I would write more, but I am behind. Behind on so many little things. The kind of things that if you ignore them, they will make it to tomorrow, but then tomorrow is harder. Chip away at it, Kate. Get that shit over with. It's holding you back.

More whenever.


Tuesday, March 11, 2014

Taking one day at a time.

This is why I named my blog what it is. I need to take one day at a time.While I understand planning ahead, I am trying NOT to do that. Here are my reasons why:

-I started bleeding. As I have had a previous unexplained miscarriage, I called up the midwife and had my blood beta levels tested and an ultrasound. I showed to be measuring 5w5d, with levels at 14,000. Normal. within 48 hrs they had almost doubled. Pretty normal. The ultrasound showed a blood clot between the placenta and the uterine wall, which could cause miscarriage, or just be absorbed. Also, pretty normal. Instead of freaking out, I got frustrated. I spent a week frustrated. I have another ultrasound tomorrow to see if we have growth and a heartbeat. If not....well, such is life. I have realized that while it hurts to consider losing another baby, life goes on.

-I am raising two kids right now. That shit is hard. Between mountains of laundry, homework, class trips, library time, making sure they meet their book reading quotas, getting them outside to exercise and play, and breaking up tiffs, I've got enough on my mind. Life goes on.

-I am married. Married life has its own balance. It requires maintenance. It needs love and touch and kisses, too. My husband is a wonderful man with needs as well, and I don't drop the ball on him. He is my lifeline, and we help each other. So what if I need new toenail polish applied pronto? I've got to go snuggle my man. Life goes on.

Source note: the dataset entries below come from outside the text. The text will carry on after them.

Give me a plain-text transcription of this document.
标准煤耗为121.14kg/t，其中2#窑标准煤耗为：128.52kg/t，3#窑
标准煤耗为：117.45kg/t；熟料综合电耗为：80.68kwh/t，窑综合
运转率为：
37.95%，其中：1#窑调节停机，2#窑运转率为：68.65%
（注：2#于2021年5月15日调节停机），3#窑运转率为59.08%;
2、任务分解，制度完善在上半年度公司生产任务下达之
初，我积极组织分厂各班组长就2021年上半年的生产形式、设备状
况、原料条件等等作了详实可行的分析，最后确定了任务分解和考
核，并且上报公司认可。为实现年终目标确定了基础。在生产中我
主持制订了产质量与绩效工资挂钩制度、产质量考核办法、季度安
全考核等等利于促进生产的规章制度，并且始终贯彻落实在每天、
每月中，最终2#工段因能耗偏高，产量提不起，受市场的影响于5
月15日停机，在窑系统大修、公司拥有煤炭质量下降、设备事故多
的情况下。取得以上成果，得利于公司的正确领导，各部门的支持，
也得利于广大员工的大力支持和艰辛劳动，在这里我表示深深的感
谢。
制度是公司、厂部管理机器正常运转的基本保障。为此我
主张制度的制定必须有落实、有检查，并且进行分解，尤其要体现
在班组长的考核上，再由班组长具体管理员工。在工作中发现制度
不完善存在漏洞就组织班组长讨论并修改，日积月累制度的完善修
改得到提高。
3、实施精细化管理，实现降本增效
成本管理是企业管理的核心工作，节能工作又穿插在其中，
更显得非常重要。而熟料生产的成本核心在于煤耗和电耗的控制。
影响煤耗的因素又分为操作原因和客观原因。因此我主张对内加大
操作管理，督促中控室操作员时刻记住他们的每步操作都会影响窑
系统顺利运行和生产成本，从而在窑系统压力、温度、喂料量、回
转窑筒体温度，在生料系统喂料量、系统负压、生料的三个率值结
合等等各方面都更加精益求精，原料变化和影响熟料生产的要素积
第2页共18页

-I am trying to decide if I am enough of a warrior to stop letting the medical world scare me and just make a decision on having a homebirth. I have been battling the insurance companies enough, and have realized that while they will give me what they want, that isn't what I want. I am not going to go through another birth where I feel pushed around. I need to be strong and let my body do what its made to do. Life goes on.

-I am tired. I have been pushing back against technology lately. Leaving my phone places and forgetting about it. (It helps its also seriously malfunctioning.) I am getting sick of Facebook. Instagram isnt so fun anymore. I want to be a hermit and be left to my own devices...namely not tech-y ones. Weird.

-I want to remember how empowered motherhood is. I want to remember the immense strength I felt holding my newborn and knowing I could take over the world. But right now, I am worn out and in need of quiet. Naps. Pickles. Library books. Cats. Yarn. Things like that. Hibernation sounds good for a short while.

So here we are, at this point in my life. I am taking it one day at a time, quietly. Hoping for heartbeats, spring winds, more love and some peace. Life goes on.